Still, it’s hard not to notice how shoddy the craftsmanship on this episode is. The ADR is poorly mixed and noticeable in several scenes, and antic music is splashed all over the place in a futile attempt to give life to overlong scenes of heavy dialogue. I’m also not crazy about the decision to end the episode in a silent Keystone Kops style, which Ron Howard seems to imply was chosen out of necessity, not because it was funnier.

“Out of necessity, not because it was funnier” seems to be the case for a lot of this season, which has certainly had to contend with some challenges like the actors’ mismatched schedules and Portia de Rossi’s retirement. Given the amount of time and depth the show has put into creating new running jokes that viewers can’t even parse out yet, I want to give it the benefit of the doubt that it’s going for something bigger I can’t see. But in terms of showing viewers a good time episode by episode, it feels flimsier than Sally’s papier-mache staircar.

Other Notes:

• Tobias briefly mentions having a brother named Robby. Sounds like we might get to see more of the Fünke side of the family soon?

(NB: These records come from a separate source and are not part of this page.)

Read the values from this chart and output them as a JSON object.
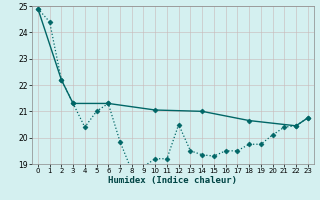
{
  "xlabel": "Humidex (Indice chaleur)",
  "x": [
    0,
    1,
    2,
    3,
    4,
    5,
    6,
    7,
    8,
    9,
    10,
    11,
    12,
    13,
    14,
    15,
    16,
    17,
    18,
    19,
    20,
    21,
    22,
    23
  ],
  "line_zigzag_y": [
    24.9,
    24.4,
    22.2,
    21.3,
    20.4,
    21.0,
    21.3,
    19.85,
    18.75,
    18.9,
    19.2,
    19.2,
    20.5,
    19.5,
    19.35,
    19.3,
    19.5,
    19.5,
    19.75,
    19.75,
    20.1,
    20.4,
    20.45,
    20.75
  ],
  "line_solid_x": [
    0,
    2,
    3,
    6,
    10,
    14,
    18,
    22,
    23
  ],
  "line_solid_y": [
    24.9,
    22.2,
    21.3,
    21.3,
    21.05,
    21.0,
    20.65,
    20.45,
    20.75
  ],
  "line_color": "#006666",
  "bg_color": "#d4f0f0",
  "grid_color": "#c8b8b8",
  "ylim": [
    19,
    25
  ],
  "xlim": [
    -0.5,
    23.5
  ],
  "yticks": [
    19,
    20,
    21,
    22,
    23,
    24,
    25
  ],
  "xticks": [
    0,
    1,
    2,
    3,
    4,
    5,
    6,
    7,
    8,
    9,
    10,
    11,
    12,
    13,
    14,
    15,
    16,
    17,
    18,
    19,
    20,
    21,
    22,
    23
  ],
  "markersize": 2.5
}
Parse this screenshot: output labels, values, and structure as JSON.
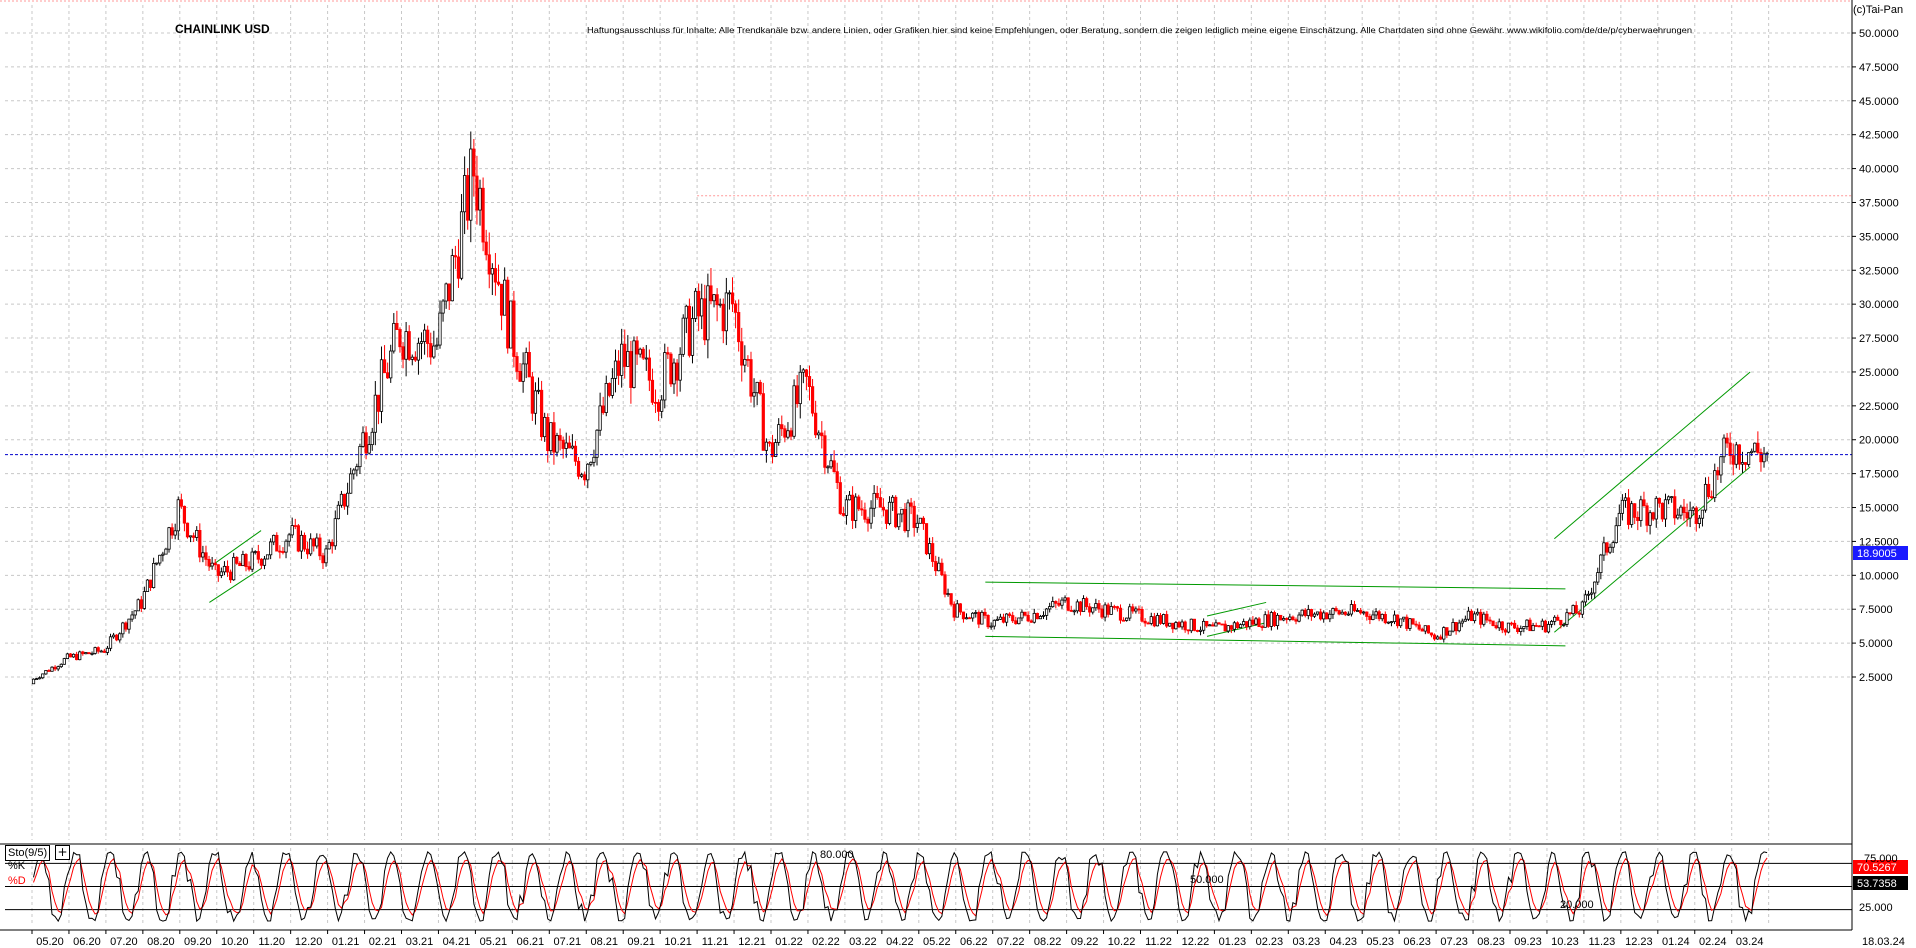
{
  "header": {
    "title": "CHAINLINK USD",
    "disclaimer": "Haftungsausschluss für Inhalte: Alle Trendkanäle bzw. andere Linien, oder Grafiken hier sind keine Empfehlungen, oder Beratung, sondern die zeigen lediglich meine eigene Einschätzung. Alle Chartdaten sind ohne Gewähr.  www.wikifolio.com/de/de/p/cyberwaehrungen",
    "copyright": "(c)Tai-Pan"
  },
  "indicator": {
    "button_label": "Sto(9/5)",
    "plus_label": "+",
    "k_label": "%K",
    "d_label": "%D",
    "level_80_label": "80.000",
    "level_50_label": "50.000",
    "level_20_label": "20.000",
    "k_value": "70.5267",
    "d_value": "53.7358",
    "axis_labels": [
      "75.000",
      "25.000"
    ]
  },
  "colors": {
    "bull_candle": "#000000",
    "bear_candle": "#ff0000",
    "trend_lines": "#009900",
    "current_price_line": "#0000cc",
    "resistance_line": "#ff9999",
    "grid": "#c8c8c8",
    "k_line": "#000000",
    "d_line": "#ff0000"
  },
  "chart_data": {
    "type": "candlestick",
    "title": "CHAINLINK USD",
    "y_axis_side": "right",
    "ylim": [
      1.5,
      52
    ],
    "y_ticks": [
      "2.5000",
      "5.0000",
      "7.5000",
      "10.0000",
      "12.5000",
      "15.0000",
      "17.5000",
      "20.0000",
      "22.5000",
      "25.0000",
      "27.5000",
      "30.0000",
      "32.5000",
      "35.0000",
      "37.5000",
      "40.0000",
      "42.5000",
      "45.0000",
      "47.5000",
      "50.0000"
    ],
    "x_tick_labels": [
      "05.20",
      "06.20",
      "07.20",
      "08.20",
      "09.20",
      "10.20",
      "11.20",
      "12.20",
      "01.21",
      "02.21",
      "03.21",
      "04.21",
      "05.21",
      "06.21",
      "07.21",
      "08.21",
      "09.21",
      "10.21",
      "11.21",
      "12.21",
      "01.22",
      "02.22",
      "03.22",
      "04.22",
      "05.22",
      "06.22",
      "07.22",
      "08.22",
      "09.22",
      "10.22",
      "11.22",
      "12.22",
      "01.23",
      "02.23",
      "03.23",
      "04.23",
      "05.23",
      "06.23",
      "07.23",
      "08.23",
      "09.23",
      "10.23",
      "11.23",
      "12.23",
      "01.24",
      "02.24",
      "03.24"
    ],
    "last_date_label": "18.03.24",
    "current_price": 18.9005,
    "current_price_label": "18.9005",
    "resistance_level": 38.0,
    "grid": true,
    "series": [
      {
        "name": "CHAINLINK USD",
        "close_by_month": [
          {
            "month": "05.20",
            "close": 3.9
          },
          {
            "month": "06.20",
            "close": 4.5
          },
          {
            "month": "07.20",
            "close": 8.0
          },
          {
            "month": "08.20",
            "close": 15.0
          },
          {
            "month": "09.20",
            "close": 10.0
          },
          {
            "month": "10.20",
            "close": 11.0
          },
          {
            "month": "11.20",
            "close": 13.0
          },
          {
            "month": "12.20",
            "close": 11.5
          },
          {
            "month": "01.21",
            "close": 20.0
          },
          {
            "month": "02.21",
            "close": 28.0
          },
          {
            "month": "03.21",
            "close": 27.0
          },
          {
            "month": "04.21",
            "close": 40.0
          },
          {
            "month": "05.21",
            "close": 28.0
          },
          {
            "month": "06.21",
            "close": 20.0
          },
          {
            "month": "07.21",
            "close": 18.0
          },
          {
            "month": "08.21",
            "close": 26.0
          },
          {
            "month": "09.21",
            "close": 24.0
          },
          {
            "month": "10.21",
            "close": 29.0
          },
          {
            "month": "11.21",
            "close": 30.0
          },
          {
            "month": "12.21",
            "close": 19.0
          },
          {
            "month": "01.22",
            "close": 24.0
          },
          {
            "month": "02.22",
            "close": 15.0
          },
          {
            "month": "03.22",
            "close": 15.0
          },
          {
            "month": "04.22",
            "close": 14.0
          },
          {
            "month": "05.22",
            "close": 7.5
          },
          {
            "month": "06.22",
            "close": 6.5
          },
          {
            "month": "07.22",
            "close": 7.0
          },
          {
            "month": "08.22",
            "close": 8.0
          },
          {
            "month": "09.22",
            "close": 7.5
          },
          {
            "month": "10.22",
            "close": 7.0
          },
          {
            "month": "11.22",
            "close": 6.5
          },
          {
            "month": "12.22",
            "close": 6.0
          },
          {
            "month": "01.23",
            "close": 6.5
          },
          {
            "month": "02.23",
            "close": 7.0
          },
          {
            "month": "03.23",
            "close": 7.2
          },
          {
            "month": "04.23",
            "close": 7.3
          },
          {
            "month": "05.23",
            "close": 6.8
          },
          {
            "month": "06.23",
            "close": 5.5
          },
          {
            "month": "07.23",
            "close": 7.0
          },
          {
            "month": "08.23",
            "close": 6.2
          },
          {
            "month": "09.23",
            "close": 6.3
          },
          {
            "month": "10.23",
            "close": 7.5
          },
          {
            "month": "11.23",
            "close": 14.5
          },
          {
            "month": "12.23",
            "close": 15.0
          },
          {
            "month": "01.24",
            "close": 14.5
          },
          {
            "month": "02.24",
            "close": 19.5
          },
          {
            "month": "03.24",
            "close": 18.9
          }
        ]
      }
    ],
    "stochastic": {
      "name": "Sto(9/5)",
      "ylim": [
        0,
        100
      ],
      "levels": [
        80,
        50,
        20
      ],
      "k_last": 70.5267,
      "d_last": 53.7358
    }
  }
}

• Based on that Two and a Half Men joke, I’m guessing Jessica Walter and Tony Hale really do get mistaken for Holland Taylor and Jon Cryer. Yikes.

• I thought Stan Sitwell might actually be a goner after that fall, but this show doesn’t seem to enjoy killing anyone but racist old ladies who choke on prosthetic thumbs. As Stan and Sally would say, I guess they have us by the short wigs.

• It was nice to see Maria Bamford again as DeBrie. (I cackled at her response to Lucille’s insult about feigning interest in drug dealers: “Yeah, you do see a lot of aquariums.”) With the unfortunate cancellation of Lady Dynamite, another Hurwitz joint, hopefully we’ll get more of her in the back half of season two.

• In case you’re already wondering when we’ll get new episodes, Netflix hasn’t said anything about when the back half of this season will appear. But given that the whole season’s already been shot, I wouldn’t be surprised if something drops on the Second of July.